If you suspect a medication is the cause, the timing will usually line up. Sweating that started within weeks of beginning a new prescription or changing a dose is worth discussing with whoever prescribed it.
Stress, Anxiety, and Emotional Sweating
Emotional sweating is a distinct phenomenon from temperature-based sweating. When you’re anxious, embarrassed, or stressed, your brain activates the sympathetic nervous system. This sends a cascade of nerve signals to your sweat glands, particularly in the palms, soles, and underarms. The chemical messenger acetylcholine floods these glands, producing sweat that has nothing to do with being hot.
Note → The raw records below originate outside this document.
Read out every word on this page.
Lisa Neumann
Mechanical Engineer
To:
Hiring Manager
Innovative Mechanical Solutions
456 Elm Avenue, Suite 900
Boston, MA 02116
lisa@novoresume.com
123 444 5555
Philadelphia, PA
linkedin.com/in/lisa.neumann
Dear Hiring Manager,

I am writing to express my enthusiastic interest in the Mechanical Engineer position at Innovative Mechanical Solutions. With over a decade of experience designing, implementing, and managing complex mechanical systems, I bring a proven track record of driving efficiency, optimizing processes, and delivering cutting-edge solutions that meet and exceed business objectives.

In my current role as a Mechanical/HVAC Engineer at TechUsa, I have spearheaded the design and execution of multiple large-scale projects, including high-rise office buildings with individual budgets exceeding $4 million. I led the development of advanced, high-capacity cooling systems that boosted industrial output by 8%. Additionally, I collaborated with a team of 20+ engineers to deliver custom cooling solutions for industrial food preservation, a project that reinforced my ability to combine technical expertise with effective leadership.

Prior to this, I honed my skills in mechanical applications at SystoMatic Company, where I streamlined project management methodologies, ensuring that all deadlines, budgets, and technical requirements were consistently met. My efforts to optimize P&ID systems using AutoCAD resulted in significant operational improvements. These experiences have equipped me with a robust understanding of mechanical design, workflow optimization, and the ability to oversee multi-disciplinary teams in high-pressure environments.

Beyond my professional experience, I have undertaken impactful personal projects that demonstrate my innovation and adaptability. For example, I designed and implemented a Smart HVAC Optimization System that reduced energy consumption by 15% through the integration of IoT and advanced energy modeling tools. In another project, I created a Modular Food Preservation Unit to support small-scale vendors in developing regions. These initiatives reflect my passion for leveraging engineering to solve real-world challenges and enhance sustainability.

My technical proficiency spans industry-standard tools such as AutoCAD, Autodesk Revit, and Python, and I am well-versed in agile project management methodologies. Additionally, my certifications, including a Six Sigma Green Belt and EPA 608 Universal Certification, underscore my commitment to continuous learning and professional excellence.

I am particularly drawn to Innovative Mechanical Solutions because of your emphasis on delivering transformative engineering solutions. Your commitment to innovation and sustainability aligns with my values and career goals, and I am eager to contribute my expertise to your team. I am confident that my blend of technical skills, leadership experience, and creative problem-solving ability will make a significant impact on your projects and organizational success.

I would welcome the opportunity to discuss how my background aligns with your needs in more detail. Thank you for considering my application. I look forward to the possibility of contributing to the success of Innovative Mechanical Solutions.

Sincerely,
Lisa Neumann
For people who already have an overactive sympathetic response, this creates a frustrating loop: you sweat because you’re anxious, then you become anxious about sweating, which makes you sweat more. This pattern is consistent with broader dysregulation of the autonomic nervous system, the same branch that controls heart rate, blood pressure, and blood vessel tone. Some research shows that people with primary hyperhidrosis also have irregularities in these other autonomic functions, suggesting the problem isn’t limited to sweat glands alone.
Food and Drink Triggers
Certain foods provoke an immediate sweat response. Spicy foods are the most obvious trigger because capsaicin activates the same receptors your body uses to detect heat, essentially tricking your nervous system into thinking your temperature is rising. Sour and very salty foods can also stimulate sweating, particularly on the face and scalp, by triggering a strong salivary response that cross-activates nearby sweat glands.
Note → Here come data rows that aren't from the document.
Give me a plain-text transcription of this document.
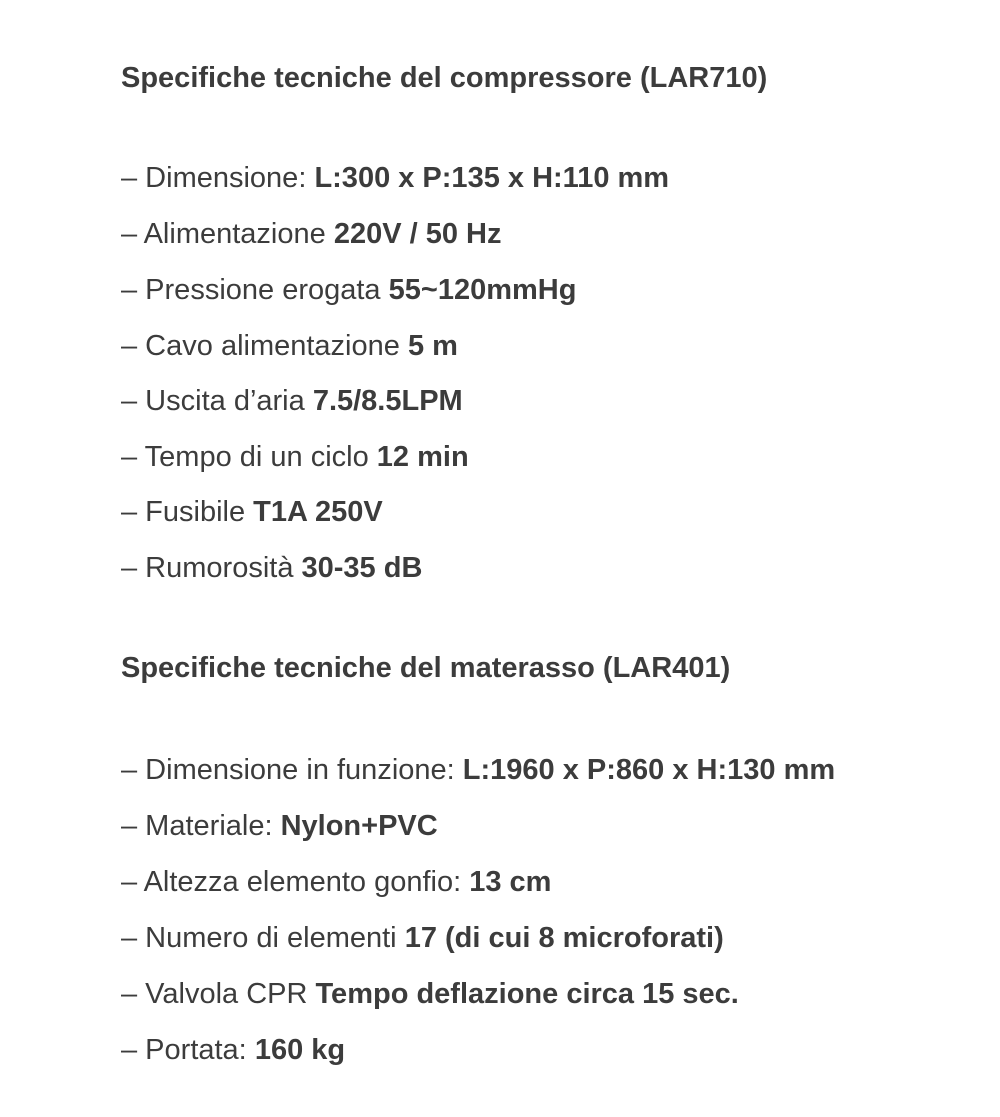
Specifiche tecniche del compressore (LAR710)
– Dimensione: L:300 x P:135 x H:110 mm
– Alimentazione 220V / 50 Hz
– Pressione erogata 55~120mmHg
– Cavo alimentazione 5 m
– Uscita d’aria 7.5/8.5LPM
– Tempo di un ciclo 12 min
– Fusibile T1A 250V
– Rumorosità 30-35 dB
Specifiche tecniche del materasso (LAR401)
– Dimensione in funzione: L:1960 x P:860 x H:130 mm
– Materiale: Nylon+PVC
– Altezza elemento gonfio: 13 cm
– Numero di elementi 17 (di cui 8 microforati)
– Valvola CPR Tempo deflazione circa 15 sec.
– Portata: 160 kg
Caffeine stimulates your central nervous system and raises your heart rate, both of which can increase sweating. Alcohol dilates blood vessels near the skin’s surface, making you feel warm and prompting your body to sweat in an attempt to cool down. If you notice sweating patterns tied to meals or specific drinks, these dietary triggers are worth tracking.
When Increased Sweating Is a Warning Sign
Most excessive sweating is uncomfortable but not dangerous. However, certain combinations of symptoms signal something more serious. Night sweats that drench your sheets, combined with unintentional weight loss of more than 5% over six to twelve months, persistent fevers, or swollen lymph nodes that last longer than four to six weeks, can indicate lymphoma or another malignancy. Easy bruising, persistent fatigue, or unexplained bleeding alongside night sweats also raise concern.
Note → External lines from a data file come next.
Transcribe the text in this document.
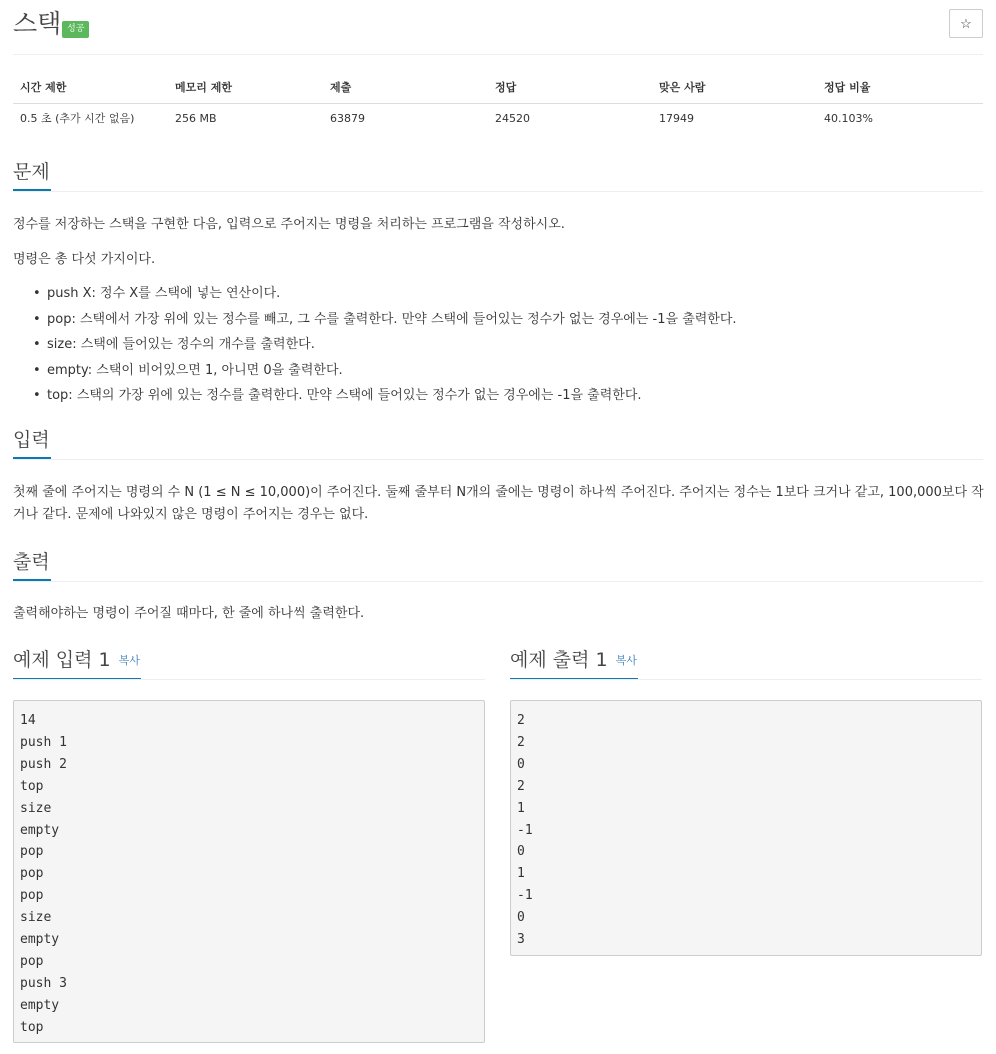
스택 성공	☆
시간 제한	메모리 제한	제출	정답	맞은 사람	정답 비율
0.5 초 (추가 시간 없음)	256 MB	63879	24520	17949	40.103%
문제

정수를 저장하는 스택을 구현한 다음, 입력으로 주어지는 명령을 처리하는 프로그램을 작성하시오.

명령은 총 다섯 가지이다.

• push X: 정수 X를 스택에 넣는 연산이다.
• pop: 스택에서 가장 위에 있는 정수를 빼고, 그 수를 출력한다. 만약 스택에 들어있는 정수가 없는 경우에는 -1을 출력한다.
• size: 스택에 들어있는 정수의 개수를 출력한다.
• empty: 스택이 비어있으면 1, 아니면 0을 출력한다.
• top: 스택의 가장 위에 있는 정수를 출력한다. 만약 스택에 들어있는 정수가 없는 경우에는 -1을 출력한다.
입력

첫째 줄에 주어지는 명령의 수 N (1 ≤ N ≤ 10,000)이 주어진다. 둘째 줄부터 N개의 줄에는 명령이 하나씩 주어진다. 주어지는 정수는 1보다 크거나 같고, 100,000보다 작거나 같다. 문제에 나와있지 않은 명령이 주어지는 경우는 없다.

출력

출력해야하는 명령이 주어질 때마다, 한 줄에 하나씩 출력한다.

예제 입력 1 복사
14
push 1
push 2
top
size
empty
pop
pop
pop
size
empty
pop
push 3
empty
top
예제 출력 1 복사
2
2
0
2
1
-1
0
1
-1
0
3
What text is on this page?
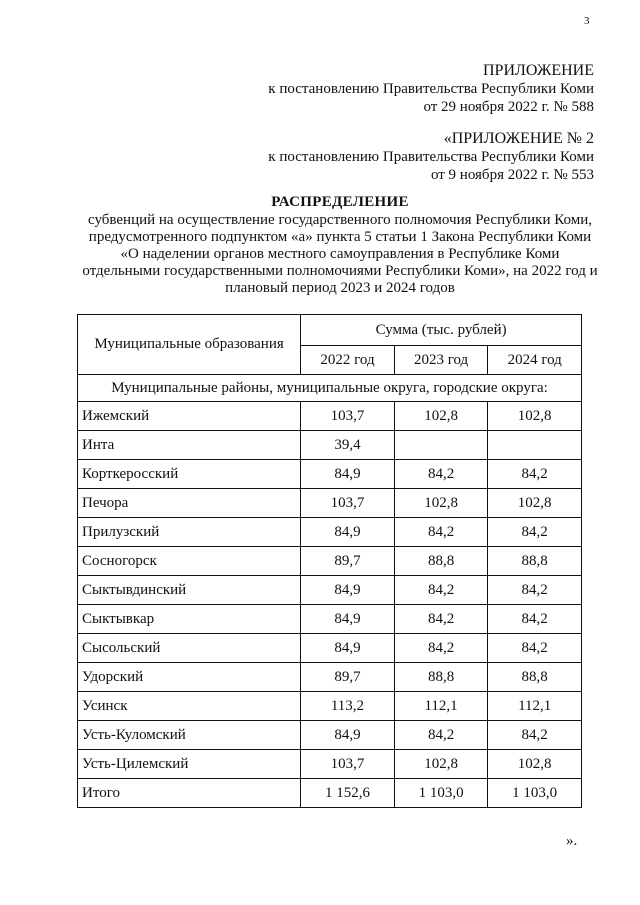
3
ПРИЛОЖЕНИЕ
к постановлению Правительства Республики Коми
от 29 ноября 2022 г. № 588
«ПРИЛОЖЕНИЕ № 2
к постановлению Правительства Республики Коми
от 9 ноября 2022 г. № 553
РАСПРЕДЕЛЕНИЕ
субвенций на осуществление государственного полномочия Республики Коми, предусмотренного подпунктом «а» пункта 5 статьи 1 Закона Республики Коми «О наделении органов местного самоуправления в Республике Коми отдельными государственными полномочиями Республики Коми», на 2022 год и плановый период 2023 и 2024 годов
Муниципальные образования	Сумма (тыс. рублей)		
	2022 год	2023 год	2024 год
Муниципальные районы, муниципальные округа, городские округа:			
Ижемский	103,7	102,8	102,8
Инта	39,4		
Корткеросский	84,9	84,2	84,2
Печора	103,7	102,8	102,8
Прилузский	84,9	84,2	84,2
Сосногорск	89,7	88,8	88,8
Сыктывдинский	84,9	84,2	84,2
Сыктывкар	84,9	84,2	84,2
Сысольский	84,9	84,2	84,2
Удорский	89,7	88,8	88,8
Усинск	113,2	112,1	112,1
Усть-Куломский	84,9	84,2	84,2
Усть-Цилемский	103,7	102,8	102,8
Итого	1 152,6	1 103,0	1 103,0
».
New-onset sweating that’s generalized (all over the body rather than in specific spots), happens during sleep, and started after age 25 is more likely to have a medical cause than the focal, symmetrical sweating pattern typical of the genetic kind. The distinction matters because secondary hyperhidrosis resolves when the underlying condition is treated, while primary hyperhidrosis requires its own management.
How Severity Is Measured
Doctors use a four-point scale called the Hyperhidrosis Disease Severity Scale to gauge how much sweating affects your life. A score of 1 means sweating isn’t noticeable and doesn’t interfere with your day. A score of 2 means it’s tolerable but sometimes gets in the way. A score of 3 means it’s barely tolerable and frequently interferes with daily activities. A score of 4 means it’s intolerable and always disruptive. Scores of 3 or 4 are considered severe and typically warrant treatment.
For a formal diagnosis of primary hyperhidrosis, clinicians look for focal, visible, excessive sweating lasting longer than six months with no apparent cause, plus at least two additional features: bilateral and symmetric sweating, interference with daily activities, occurrence at least weekly, onset before age 25, absence during sleep, or a positive family history. If you’ve been dealing with this for years and it checks multiple boxes, you’re not imagining it, and treatment options exist.